Recent Advances in Functionalized MOFs for Lead Adsorption and Detection in Water Systems

Abstract

Lead (Pb²⁺) contamination of water sources threatens the environment and public health on a global scale and calls for the fabrication of highly effective remediation materials. Metal-organic frameworks (MOFs), especially the functionalized ones, have gained great attention as potential adsorbents and sensing materials for the detection of lead ions in aqueous solutions. In this minireview, the current advances (2020-2025) in the field of functionalized MOF-based approaches on lead removal and sensing are precisely covered. Based on more than 220 articles, by systematic literature evaluation, we highlight how high adsorption capacity by judicious functionalization with groups (-NH₂, -SH, -COOH, ethylenediamine and multidentate chelators) can be achieved with 200-800 mg/g and even higher with an outstanding selectivity (>90%) in multi-ion solution systems prevailing under most water matrices. The review focuses on new detection methods, such as fluorescent MOF probes, electrochemical sensors, and colorimetric assays with LODs of 0.1-to-10 µg/L in compliance with WHO standards for drinking water.
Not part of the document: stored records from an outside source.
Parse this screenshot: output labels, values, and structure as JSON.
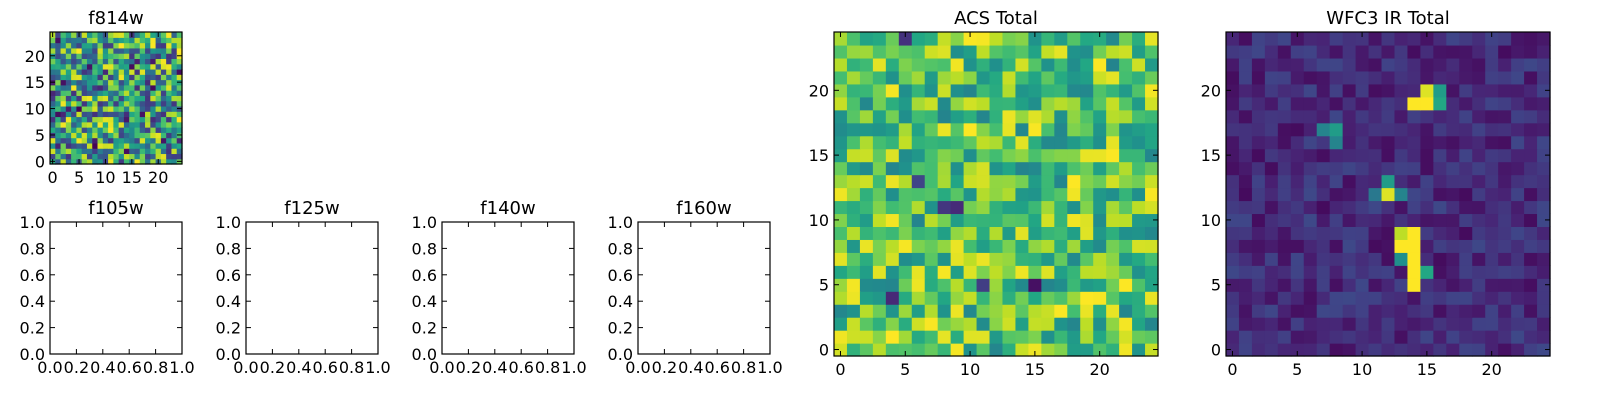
{
  "chart_data": [
    {
      "id": "f814w",
      "type": "heatmap",
      "title": "f814w",
      "shape": [
        25,
        25
      ],
      "xlim": [
        -0.5,
        24.5
      ],
      "ylim": [
        -0.5,
        24.5
      ],
      "xticks": [
        0,
        5,
        10,
        15,
        20
      ],
      "yticks": [
        0,
        5,
        10,
        15,
        20
      ],
      "colormap": "viridis",
      "seed": 814,
      "value_range": [
        0.15,
        1.0
      ],
      "outlier_rate": 0.06,
      "hotspots": []
    },
    {
      "id": "f105w",
      "type": "heatmap",
      "title": "f105w",
      "empty": true,
      "xlim": [
        0.0,
        1.0
      ],
      "ylim": [
        0.0,
        1.0
      ],
      "xticks": [
        "0.0",
        "0.2",
        "0.4",
        "0.6",
        "0.8",
        "1.0"
      ],
      "yticks": [
        "0.0",
        "0.2",
        "0.4",
        "0.6",
        "0.8",
        "1.0"
      ]
    },
    {
      "id": "f125w",
      "type": "heatmap",
      "title": "f125w",
      "empty": true,
      "xlim": [
        0.0,
        1.0
      ],
      "ylim": [
        0.0,
        1.0
      ],
      "xticks": [
        "0.0",
        "0.2",
        "0.4",
        "0.6",
        "0.8",
        "1.0"
      ],
      "yticks": [
        "0.0",
        "0.2",
        "0.4",
        "0.6",
        "0.8",
        "1.0"
      ]
    },
    {
      "id": "f140w",
      "type": "heatmap",
      "title": "f140w",
      "empty": true,
      "xlim": [
        0.0,
        1.0
      ],
      "ylim": [
        0.0,
        1.0
      ],
      "xticks": [
        "0.0",
        "0.2",
        "0.4",
        "0.6",
        "0.8",
        "1.0"
      ],
      "yticks": [
        "0.0",
        "0.2",
        "0.4",
        "0.6",
        "0.8",
        "1.0"
      ]
    },
    {
      "id": "f160w",
      "type": "heatmap",
      "title": "f160w",
      "empty": true,
      "xlim": [
        0.0,
        1.0
      ],
      "ylim": [
        0.0,
        1.0
      ],
      "xticks": [
        "0.0",
        "0.2",
        "0.4",
        "0.6",
        "0.8",
        "1.0"
      ],
      "yticks": [
        "0.0",
        "0.2",
        "0.4",
        "0.6",
        "0.8",
        "1.0"
      ]
    },
    {
      "id": "acs-total",
      "type": "heatmap",
      "title": "ACS Total",
      "shape": [
        25,
        25
      ],
      "xlim": [
        -0.5,
        24.5
      ],
      "ylim": [
        -0.5,
        24.5
      ],
      "xticks": [
        0,
        5,
        10,
        15,
        20
      ],
      "yticks": [
        0,
        5,
        10,
        15,
        20
      ],
      "colormap": "viridis",
      "seed": 4242,
      "value_range": [
        0.45,
        1.0
      ],
      "outlier_rate": 0.015,
      "hotspots": []
    },
    {
      "id": "wfc3-ir-total",
      "type": "heatmap",
      "title": "WFC3 IR Total",
      "shape": [
        25,
        25
      ],
      "xlim": [
        -0.5,
        24.5
      ],
      "ylim": [
        -0.5,
        24.5
      ],
      "xticks": [
        0,
        5,
        10,
        15,
        20
      ],
      "yticks": [
        0,
        5,
        10,
        15,
        20
      ],
      "colormap": "viridis",
      "seed": 3160,
      "value_range": [
        0.03,
        0.22
      ],
      "outlier_rate": 0.0,
      "hotspots": [
        {
          "x": 14,
          "y": 19,
          "v": 1.0
        },
        {
          "x": 15,
          "y": 19,
          "v": 1.0
        },
        {
          "x": 15,
          "y": 20,
          "v": 0.95
        },
        {
          "x": 16,
          "y": 19,
          "v": 0.6
        },
        {
          "x": 16,
          "y": 20,
          "v": 0.55
        },
        {
          "x": 8,
          "y": 17,
          "v": 0.55
        },
        {
          "x": 7,
          "y": 17,
          "v": 0.45
        },
        {
          "x": 8,
          "y": 16,
          "v": 0.45
        },
        {
          "x": 12,
          "y": 12,
          "v": 0.95
        },
        {
          "x": 12,
          "y": 13,
          "v": 0.55
        },
        {
          "x": 11,
          "y": 12,
          "v": 0.4
        },
        {
          "x": 13,
          "y": 12,
          "v": 0.45
        },
        {
          "x": 13,
          "y": 9,
          "v": 0.9
        },
        {
          "x": 14,
          "y": 9,
          "v": 1.0
        },
        {
          "x": 13,
          "y": 8,
          "v": 1.0
        },
        {
          "x": 14,
          "y": 8,
          "v": 1.0
        },
        {
          "x": 14,
          "y": 7,
          "v": 1.0
        },
        {
          "x": 14,
          "y": 6,
          "v": 1.0
        },
        {
          "x": 14,
          "y": 5,
          "v": 1.0
        },
        {
          "x": 15,
          "y": 6,
          "v": 0.6
        },
        {
          "x": 13,
          "y": 7,
          "v": 0.5
        }
      ]
    }
  ]
}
Critic review indicates that amine functionalized MOFs obtained better selectivity through the chelation process, but the thiol functionalized systems were the fastest in achieving equilibrium in 15-30 min. Coalescing magnetic attributes and polymer composites, facile recovery and regeneration over multiple cycles (>85% of capacity retention achieved after 10 cycles) can also be realized. Water stability, the economics of scale-up, and the effects of practical matrices in real life remain as the challenging issues, and the perspectives for the future are stated as hybrid functionalization approaches, smart sensing devices, and routes for industrializing the technology. This paper demonstrates that functionalized MOFs can be transformative in bridging fundamental and practical environmental applications.